Coronavirus au Venezuela: famine, désespoir… Le confinement est intenable dans les quartiers populaires
Benjamin Delille, correspondant RTBF au Venezuela
Au Venezuela, après un mois de confinement quasi-total, les autorités ont annoncé une prolongation de la quarantaine jusqu’à la mi-mai.
Et dans un pays qui manque déjà de tout, cela rend les conditions de vie des Vénézuéliens encore plus précaires.
Pénuries insupportables
Dans les quartiers populaires qui ceinturent Caracas, les pénuries étaient déjà très difficiles à vivre, elles sont devenues insupportables.
En plus de l’essence qui est devenue introuvable, tous les services de base disparaissent peu à peu. “Actuellement le principal problème c’est la pénurie d’eau. Il n’en vient plus, raconte Maria-Gabriela, une institutrice. Le peu qu’on a, on l’économise. Mon mari brave la quarantaine pour en trouver. Mais il n’y a plus d’essence non plus… Donc il ne peut même plus sortir travailler et nous ramener de quoi manger. ”
D’autant qu’après plus d’un mois de quarantaine, la nourriture commence à manquer dans les supermarchés et les prix explosent.
La quarantaine de la faim
“Je n’ai rien à manger chez moi“, s’indigne Anamesa. Cette mère de deux enfants vit dans le quartier 905, quartier très pauvre et surtout très dangereux.

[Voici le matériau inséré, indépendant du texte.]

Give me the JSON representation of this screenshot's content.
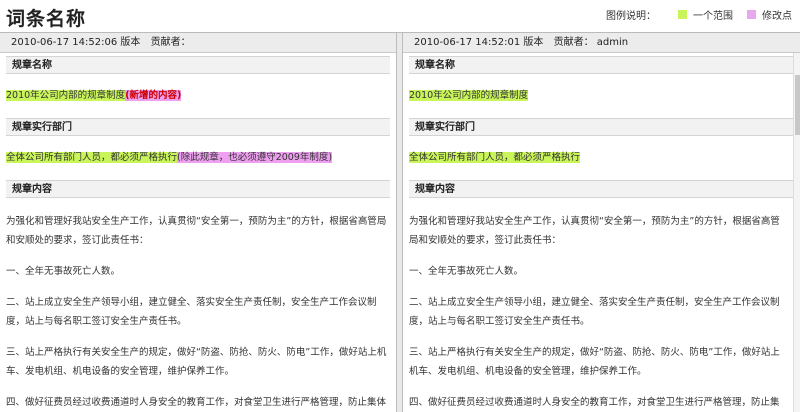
{
  "page": {
    "title": "词条名称"
  },
  "legend": {
    "label": "图例说明：",
    "items": [
      {
        "name": "一个范围",
        "color": "#c9f55b"
      },
      {
        "name": "修改点",
        "color": "#e9a7ef"
      }
    ]
  },
  "left": {
    "version_time": "2010-06-17 14:52:06",
    "version_label": "版本",
    "contributor_label": "贡献者：",
    "contributor": "",
    "sections": [
      {
        "heading": "规章名称",
        "scope_text": "2010年公司内部的规章制度",
        "mod_text": "(新增的内容)"
      },
      {
        "heading": "规章实行部门",
        "scope_text": "全体公司所有部门人员，都必须严格执行",
        "mod_text": "(除此规章，也必须遵守2009年制度)"
      },
      {
        "heading": "规章内容",
        "paragraphs": [
          "为强化和管理好我站安全生产工作，认真贯彻“安全第一，预防为主”的方针，根据省高管局和安顺处的要求，签订此责任书：",
          "一、全年无事故死亡人数。",
          "二、站上成立安全生产领导小组，建立健全、落实安全生产责任制，安全生产工作会议制度，站上与每名职工签订安全生产责任书。",
          "三、站上严格执行有关安全生产的规定，做好“防盗、防抢、防火、防电”工作，做好站上机车、发电机组、机电设备的安全管理，维护保养工作。",
          "四、做好征费员经过收费通道时人身安全的教育工作，对食堂卫生进行严格管理，防止集体中毒或传染病"
        ]
      }
    ]
  },
  "right": {
    "version_time": "2010-06-17 14:52:01",
    "version_label": "版本",
    "contributor_label": "贡献者：",
    "contributor": "admin",
    "sections": [
      {
        "heading": "规章名称",
        "scope_text": "2010年公司内部的规章制度"
      },
      {
        "heading": "规章实行部门",
        "scope_text": "全体公司所有部门人员，都必须严格执行"
      },
      {
        "heading": "规章内容",
        "paragraphs": [
          "为强化和管理好我站安全生产工作，认真贯彻“安全第一，预防为主”的方针，根据省高管局和安顺处的要求，签订此责任书：",
          "一、全年无事故死亡人数。",
          "二、站上成立安全生产领导小组，建立健全、落实安全生产责任制，安全生产工作会议制度，站上与每名职工签订安全生产责任书。",
          "三、站上严格执行有关安全生产的规定，做好“防盗、防抢、防火、防电”工作，做好站上机车、发电机组、机电设备的安全管理，维护保养工作。",
          "四、做好征费员经过收费通道时人身安全的教育工作，对食堂卫生进行严格管理，防止集体中毒或传染病"
        ]
      }
    ]
  }
}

Elle est atteinte d’hypertension, ne travaille plus depuis le début du confinement et n’ose plus sortir.
Elle survit grâce à ses sœurs qui font les courses pour elle. “Elles vont faire la queue dès quatre heures du matin et elles doivent attendre jusqu’à 14 heures, juste pour acheter ce qu’elles peuvent : des abats, parce qu’il n’y a plus de poulet, il n’y a même plus de viande de basse qualité, et puis un peu de farine et des pâtes. Nous ne mangeons plus de protéines… Nous vivons un chaos : c’est la quarantaine de la faim.”
Habitués au système D, les habitants de ces zones délaissées de la capitale vénézuélienne doivent à nouveau se réinventer pour faire face aux nombreuses conséquences de la crise du coronavirus.
“On observe une économie informelle sous la forme du troc : tout s’échange, même des services ou des choses très basiques dont le gens ont besoin comme l’eau ou l’électricité, qui saute très souvent, raconte Andrew un militant associatif du quartier de Catia. Par exemple il y a des gens qui offrent de la nourriture à leur voisin pour qu’en échange ils puissent recharger leur téléphone ou leurs lampes-torches. Et le problème c’est qu’actuellement, le décret de quarantaine interdit que ces échanges se fassent.”
Couvre-feu
En effet le confinement décrété au Venezuela le 17 mars dernier est très strict : il est interdit de se déplacer sans masque et sans gants, les principaux axes routiers sont coupés, un couvre-feu interdit les déplacements dans plusieurs quartiers dès la fin de l’après-midi et l’armée a été déployée pour faire respecter les règles.
Mais selon Kati, qui vit à Petare, le plus grand bidonville du Venezuela, sa communauté n’a pas d’autre choix que de braver l’interdit. “Le message ‘Restez chez-vous’ ne passe pas parce que les gens doivent sortir chercher à manger.”
Tous ses voisins vivent au jour le jour, d’emplois informels. “Ils connaissent les risques d’attraper la maladie, assure-t-elle. Mais ils sont obligés de travailler, sinon ils meurent de faim.”
Militaires et policiers
Mais pour cela il faut échapper à la vigilance des forces de l’ordre, et à en croire Jesus, un chauffeur de mototaxi, ce n’est pas facile : “Même la nuit, il y a des militaires partout et des policiers, ils imposent un couvre-feu. Et les gens n’ont plus d’argent pour acheter quoi que ce soit, on est désespéré…”
Avec la pénurie généralisée d’essence, les choses vont s’empirer, ne serait-ce que pour l’approvisionnement de nourriture. Même les médecins, censés lutter contre le virus, se retrouvent bloqués des heures dans leur voiture pour faire le plein.